Jika mereka berpedoman pada
al-Qur’an tentunya mereka telah meninggalkan transaksi riba. Jika betul mengaku
sebagai hamba Allah, mengapa perintah menggunakan jilbab dalam al-Qur’an masih
banyak dilalaikan oleh para muslimah? Jika betul mereka adalah hamba yang berserah
diri kepada Allah, kenapa mereka lebih rela kepada hukum buatan manusia
daripada hokum Allah? Singkatnya masih banyak amalan-amalan kita yang perlu
untuk ditimbang dengan al-Qur’an.
Perkara untuk berpedoman pada
petunjuk Allah melalui kitab-Nya, bukan sekedar pilihan atau seenaknya saja.

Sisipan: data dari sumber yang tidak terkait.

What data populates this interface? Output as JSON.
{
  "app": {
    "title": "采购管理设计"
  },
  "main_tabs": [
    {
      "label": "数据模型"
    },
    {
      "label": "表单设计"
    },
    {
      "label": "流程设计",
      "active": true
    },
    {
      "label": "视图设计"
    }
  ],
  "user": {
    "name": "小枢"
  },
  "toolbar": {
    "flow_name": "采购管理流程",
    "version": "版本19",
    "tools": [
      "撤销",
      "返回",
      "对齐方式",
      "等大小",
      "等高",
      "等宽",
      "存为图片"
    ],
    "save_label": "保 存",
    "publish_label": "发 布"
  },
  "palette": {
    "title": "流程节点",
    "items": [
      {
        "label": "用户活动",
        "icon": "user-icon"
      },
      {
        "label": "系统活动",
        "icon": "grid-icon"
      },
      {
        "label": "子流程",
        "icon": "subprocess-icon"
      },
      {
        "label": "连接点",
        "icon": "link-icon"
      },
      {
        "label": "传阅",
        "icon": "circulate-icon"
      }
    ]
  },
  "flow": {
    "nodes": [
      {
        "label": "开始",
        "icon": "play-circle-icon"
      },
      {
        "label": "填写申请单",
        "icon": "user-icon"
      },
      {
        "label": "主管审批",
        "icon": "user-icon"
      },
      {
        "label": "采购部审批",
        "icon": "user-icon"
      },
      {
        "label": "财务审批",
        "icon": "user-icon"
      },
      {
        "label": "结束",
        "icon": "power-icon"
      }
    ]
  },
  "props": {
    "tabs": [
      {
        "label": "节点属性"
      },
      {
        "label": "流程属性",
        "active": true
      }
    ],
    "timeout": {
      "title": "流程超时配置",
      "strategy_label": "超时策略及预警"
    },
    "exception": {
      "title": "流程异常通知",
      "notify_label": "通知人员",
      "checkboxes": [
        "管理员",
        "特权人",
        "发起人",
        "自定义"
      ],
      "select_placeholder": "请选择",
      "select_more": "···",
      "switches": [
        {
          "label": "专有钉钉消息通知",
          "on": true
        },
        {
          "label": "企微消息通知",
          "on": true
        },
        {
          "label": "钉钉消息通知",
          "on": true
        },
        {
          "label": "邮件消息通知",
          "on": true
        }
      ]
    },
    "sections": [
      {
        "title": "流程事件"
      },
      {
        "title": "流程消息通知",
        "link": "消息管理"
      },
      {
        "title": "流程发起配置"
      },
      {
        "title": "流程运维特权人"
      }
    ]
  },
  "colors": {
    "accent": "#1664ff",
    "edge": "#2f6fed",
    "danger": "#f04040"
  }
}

Firman Allah Subhanahu wa Ta’ala:
“Dan tidakkah patut bagi laki-laki yang mu’min dan tidak (pula) bagi
perempuan yang mu’min, apabila Allah dan Rasul-Nya telah menetapkan suatu
ketetapan, akan ada bagi mereka pilihan (yang lain) tentang urusan mereka.Dan
barang siapa mendurhakai Allah dan Rasul-Nya maka sungguhlah dia telah sesat,
dengan kesesatan yang nyata.” (QS. al-Ahzab: 36)
Tegasnya, menjadikan kitab Allah
Subhanahu wa Ta`ala sebagai sumber petunjuk satu-satunya dalam kehidupan, dan
mengembalikan segala masalah hanya kepada-Nya, merupakan suatu keharusan oleh
setiap diri kita.
Umat meninggalkan al-Qur’an, akibatnya?
Allah Subhanahu wa Ta’ala
berfirman:
“Berkatalah Rasul:”Ya Rabbku, sesungguhnya kaumku telah menjadikan
al-Qur’an ini sesuatu yang tidak diacuhkan”. (QS. al-Furqan: 30)
Ada beberapa bentuk meninggalkan
al-Quran. Setiap bentuk memiliki perbedaan kadarnya dengan yang lainnya,
sebagaimana telah disebutkan oleh Ibnu Qayyim Al Jauziyah. Adapun bentuk-bentuk
meninggalkan al-Quran sebagai berikut. Pertama,
tidak mau mendengarkannya, mengimaninya, dan memerhatikannya. Hal itu telah
menyelisihi perintah Allah Subhanahu wa Ta’ala,
“Dan, apabila dibacakan Al-Quran, dengarkanlah baik-baik dan
perhatikanlah dengan tenang agar kamu mendapat rahmat.” (QS. al-A’raaf: 204).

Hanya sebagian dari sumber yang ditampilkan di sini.